Tony Wood, Chief Scientific Officer, GSK, said: "This collaboration will provide GSK with unique insights to discover better medicines and transform drug discovery. Tempus complements the work our team is already doing at the intersection of genomics and machine learning across both early discovery and clinical trials."

GSK’s investments in human genetics, functional genomics and AI/ML have enabled the company to more than double the number of targets in the early portfolio since 2017 and have increased the proportion of those with genetic support beyond 70%. Medicines with genetic validation are twice as likely to become registered medicines. As a leader in AI-enabled precision medicine, Tempus has developed a platform that provides a rapid way of testing complex biomarker hypotheses. Powered by machine learning, this is an important component of selecting patients who could benefit from candidate medicines in GSK’s portfolio in the future.

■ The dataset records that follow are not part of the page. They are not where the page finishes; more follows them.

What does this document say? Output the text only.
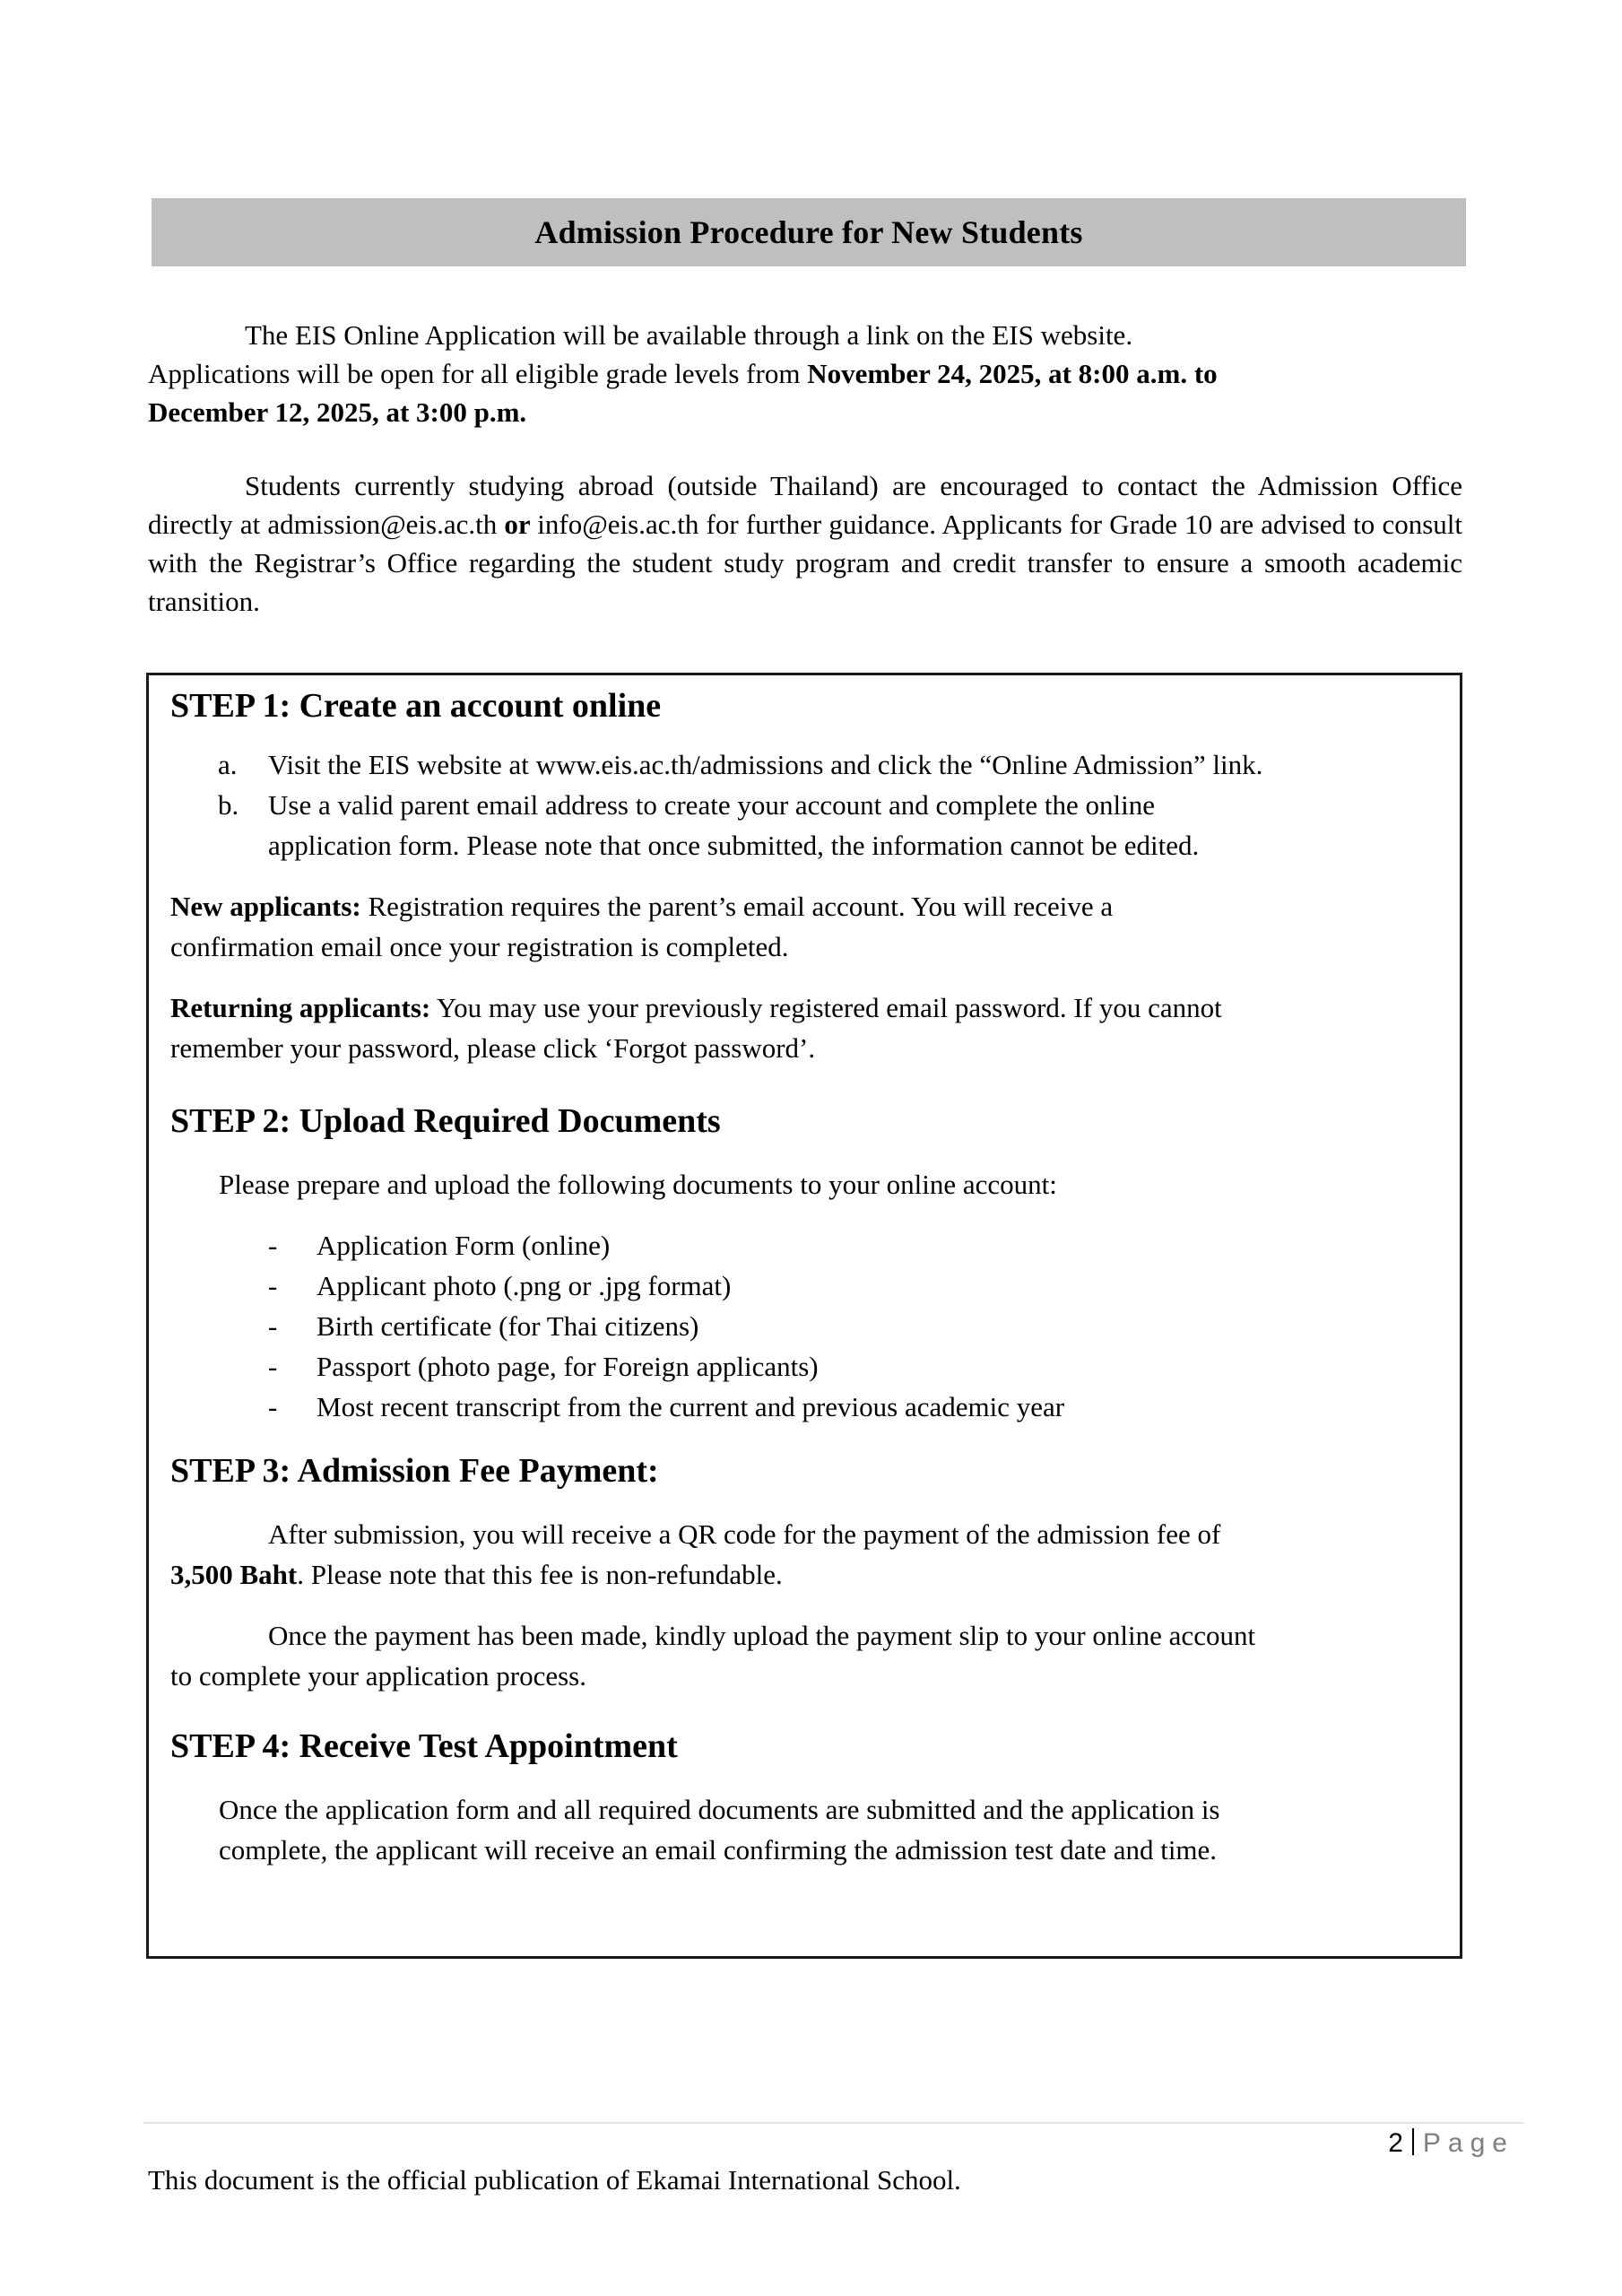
Admission Procedure for New Students

The EIS Online Application will be available through a link on the EIS website.

Applications will be open for all eligible grade levels from November 24, 2025, at 8:00 a.m. to

December 12, 2025, at 3:00 p.m.

Students currently studying abroad (outside Thailand) are encouraged to contact the Admission Office directly at admission@eis.ac.th or info@eis.ac.th for further guidance. Applicants for Grade 10 are advised to consult with the Registrar’s Office regarding the student study program and credit transfer to ensure a smooth academic transition.

STEP 1: Create an account online
a. Visit the EIS website at www.eis.ac.th/admissions and click the “Online Admission” link.
b. Use a valid parent email address to create your account and complete the online
application form. Please note that once submitted, the information cannot be edited.

New applicants: Registration requires the parent’s email account. You will receive a

confirmation email once your registration is completed.

Returning applicants: You may use your previously registered email password. If you cannot

remember your password, please click ‘Forgot password’.

STEP 2: Upload Required Documents

Please prepare and upload the following documents to your online account:

- Application Form (online)
- Applicant photo (.png or .jpg format)
- Birth certificate (for Thai citizens)
- Passport (photo page, for Foreign applicants)
- Most recent transcript from the current and previous academic year
STEP 3: Admission Fee Payment:

After submission, you will receive a QR code for the payment of the admission fee of

3,500 Baht. Please note that this fee is non-refundable.

Once the payment has been made, kindly upload the payment slip to your online account

to complete your application process.

STEP 4: Receive Test Appointment

Once the application form and all required documents are submitted and the application is

complete, the applicant will receive an email confirming the admission test date and time.

2 Page
This document is the official publication of Ekamai International School.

Eric Lefkofsky, Founder and CEO, Tempus, said: "GSK’s data-first approach to therapeutic research aligns with our own, and we believe that Tempus has the resources and capabilities to complement GSK’s dedication to data science, in a way others can’t given the breadth and depth of our platform. We both share a commitment to providing patients with more personalised therapeutic options to help them live longer and healthier lives."

GSK and Tempus currently collaborate on an open label phase II study, which applies an innovative, data-driven approach designed to accelerate and streamline study timelines. This includes expediting the protocol development and intelligent site selection in under 60 days and enrolling its initial patients within three months of the study launch.

The expanded collaboration has a minimum financial commitment over three years, for which GSK made a $70 million initial payment. GSK then has an option to extend for two additional years.